Q12. How do you run a 500-file codemod migration so it's actually reviewable and safe to land?¶
A. Don't open one giant PR — shard by directory/team so each owning team reviews their slice, and each shard runs the full test suite (green build on a tightly-scoped diff is the safety contract). Review the codemod and its tests for correctness, then audit the diff for shape — git diff --stat plus reading a sample of files (including the gnarliest) confirms every site changed uniformly; non-uniform hunks are where a variant was mishandled and deserve close reading. Lean on the lossless printer: any reformatting noise in the diff is a finding. Land shards incrementally so one failure doesn't block the rest. For pure renames with clean lossless diffs you can fast-track; for behavior-changing transforms a human must confirm intent, because tests only catch behavior they cover.
Q13. What's the difference between sequencing codemods and composing them, and when do you use each?¶
A. Sequencing runs separate codemods in a pipeline (mod A, then mod B on A's output) — each is independently testable and its diff is separately reviewable; good for ad-hoc one-off chains. Composing runs multiple passes inside one codemod sharing the parsed tree — OpenRewrite recipes are a list of sub-recipes run as a unit; you parse once, share type info, apply atomically, and reuse battle-tested sub-recipes like RemoveUnusedImport. Composition wins for big framework migrations; sequencing wins when you want each step's diff in isolation. The critical invariant in either case: every step must stay idempotent, because in a chain a later step may see input a previous step already partly transformed.

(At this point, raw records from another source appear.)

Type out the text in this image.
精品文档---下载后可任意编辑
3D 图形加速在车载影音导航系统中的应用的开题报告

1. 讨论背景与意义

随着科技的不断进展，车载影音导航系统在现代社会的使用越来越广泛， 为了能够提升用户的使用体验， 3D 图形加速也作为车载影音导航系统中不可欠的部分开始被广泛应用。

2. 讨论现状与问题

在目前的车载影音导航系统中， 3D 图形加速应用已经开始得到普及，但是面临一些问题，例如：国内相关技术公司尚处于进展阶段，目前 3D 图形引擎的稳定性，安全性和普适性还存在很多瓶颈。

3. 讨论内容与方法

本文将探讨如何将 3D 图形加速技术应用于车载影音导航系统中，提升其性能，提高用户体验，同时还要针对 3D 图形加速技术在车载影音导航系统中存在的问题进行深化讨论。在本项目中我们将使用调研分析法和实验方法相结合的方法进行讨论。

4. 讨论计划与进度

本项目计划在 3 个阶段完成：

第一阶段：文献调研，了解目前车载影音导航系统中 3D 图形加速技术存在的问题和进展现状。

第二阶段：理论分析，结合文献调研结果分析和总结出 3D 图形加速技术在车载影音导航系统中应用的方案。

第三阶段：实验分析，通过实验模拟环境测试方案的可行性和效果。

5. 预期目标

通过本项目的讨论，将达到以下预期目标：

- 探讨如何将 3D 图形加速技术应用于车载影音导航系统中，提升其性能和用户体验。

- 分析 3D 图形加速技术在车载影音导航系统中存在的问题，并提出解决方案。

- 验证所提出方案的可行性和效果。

Q14. Should you always build your own codemod for a framework upgrade? How do you decide build vs. reuse?¶
A. Reuse-first. Major framework/library upgrades usually ship a published codemod (OpenRewrite's JUnit 4→5 and Spring Boot recipes; react-codemod; next codemod), and those have been run across thousands of real repos and have absorbed the variant edge cases you haven't thought of. Building from scratch means rediscovering all of them in your own production code. Build custom only for your domain — internal API renames, company conventions — that no published recipe covers. If an existing recipe is ~90% right, compose: run it, then a small custom step for the gap. And if the change is one-off, small, or needs judgment, don't codemod at all — use the IDE or do it by hand.

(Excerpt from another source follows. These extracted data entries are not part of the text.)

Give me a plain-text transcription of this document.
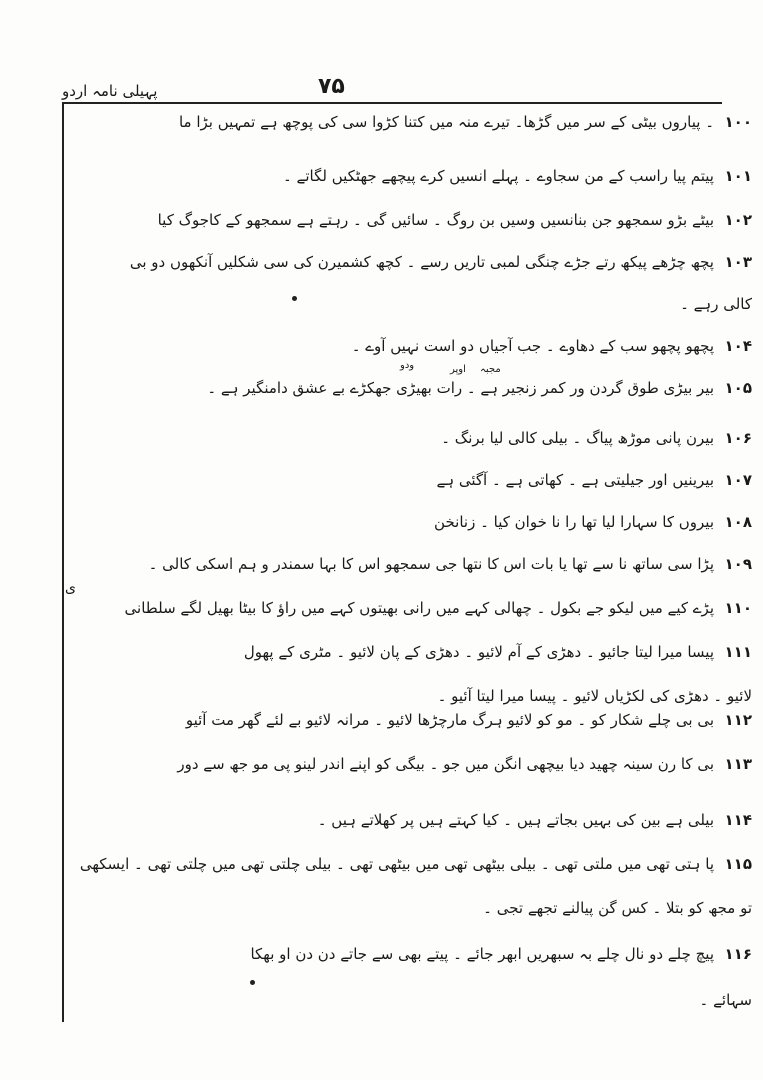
پہیلی نامہ اردو	۷۵
۱۰۰۔ پیاروں بیٹی کے سر میں گڑھا۔ تیرے منہ میں کتنا کڑوا سی کی پوچھ ہے تمہیں بڑا ما
۱۰۱پیتم پیا راسب کے من سجاوے ۔ پہلے انسیں کرے پیچھے جھٹکیں لگاتے ۔
۱۰۲بیٹے بڑو سمجھو جن بنانسیں وسیں بن روگ ۔ سائیں گی ۔ رہتے ہے سمجھو کے کاجوگ کیا
۱۰۳پچھ چڑھے پیکھ رتے جڑے چنگی لمبی تاریں رسے ۔ کچھ کشمیرن کی سی شکلیں آنکھوں دو بی
۱۰۴پچھو پچھو سب کے دھاوے ۔ جب آجیاں دو است نہیں آوے ۔
۱۰۵بیر بیڑی طوق گردن ور کمر زنجیر ہے ۔ رات بھیڑی جھکڑے بے عشق دامنگیر ہے ۔
۱۰۶بیرن پانی موڑھ پیاگ ۔ بیلی کالی لیا برنگ ۔
۱۰۷بیرینیں اور جیلیتی ہے ۔ کھاتی ہے ۔ آگئی ہے
۱۰۸بیروں کا سہارا لیا تھا را نا خوان کیا ۔ زنانخن
۱۰۹پڑا سی ساتھ نا سے تھا یا بات اس کا نتھا جی سمجھو اس کا بہا سمندر و ہم اسکی کالی ۔
۱۱۰پڑے کیے میں لیکو جے بکول ۔ چھالی کہے میں رانی بھیتوں کہے میں راؤ کا بیٹا بھیل لگے سلطانی
۱۱۱پیسا میرا لیتا جائیو ۔ دھڑی کے آم لائیو ۔ دھڑی کے پان لائیو ۔ مٹری کے پھول
۱۱۲بی بی چلے شکار کو ۔ مو کو لائیو ہرگ مارچڑھا لائیو ۔ مرانہ لائیو بے لئے گھر مت آئیو
۱۱۳بی کا رن سینہ چھید دیا بیچھی انگن میں جو ۔ بیگی کو اپنے اندر لینو پی مو جھ سے دور
۱۱۴بیلی ہے بین کی بہیں بجاتے ہیں ۔ کیا کہتے ہیں پر کھلاتے ہیں ۔
۱۱۵پا ہتی تھی میں ملتی تھی ۔ بیلی بیٹھی تھی میں بیٹھی تھی ۔ بیلی چلتی تھی میں چلتی تھی ۔ ایسکھی
۱۱۶پیچ چلے دو نال چلے بہ سبھریں ابھر جائے ۔ پیتے بھی سے جاتے دن دن او بھکا
کالی رہے ۔
لائیو ۔ دھڑی کی لکڑیاں لائیو ۔ پیسا میرا لیتا آئیو ۔
تو مجھ کو بتلا ۔ کس گن پیالنے تجھے تجی ۔
سہائے ۔
ودو	اوپر مجبہ
ی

Q15. A codemod produced parseable code that doesn't compile (wrong type, missing import). The tests were green for the files it touched. What went wrong and how do you prevent it?¶
A. Green tests for touched files don't prove the whole project still compiles — the broken site may be in code those tests don't exercise, or the breakage is a type error the runtime tests never hit. The prevention is a post-apply verification step beyond unit tests: a full compile/typecheck of the resulting tree. That's exactly the gate that catches "parseable but uncompilable." It also argues for using a type-aware tool (ts-morph, OpenRewrite) for type-sensitive transforms in the first place — they resolve types as they transform, so they're less likely to emit type-incoherent code, and you can re-run the checker on the output. Never trust a codemod's output without re-typechecking it.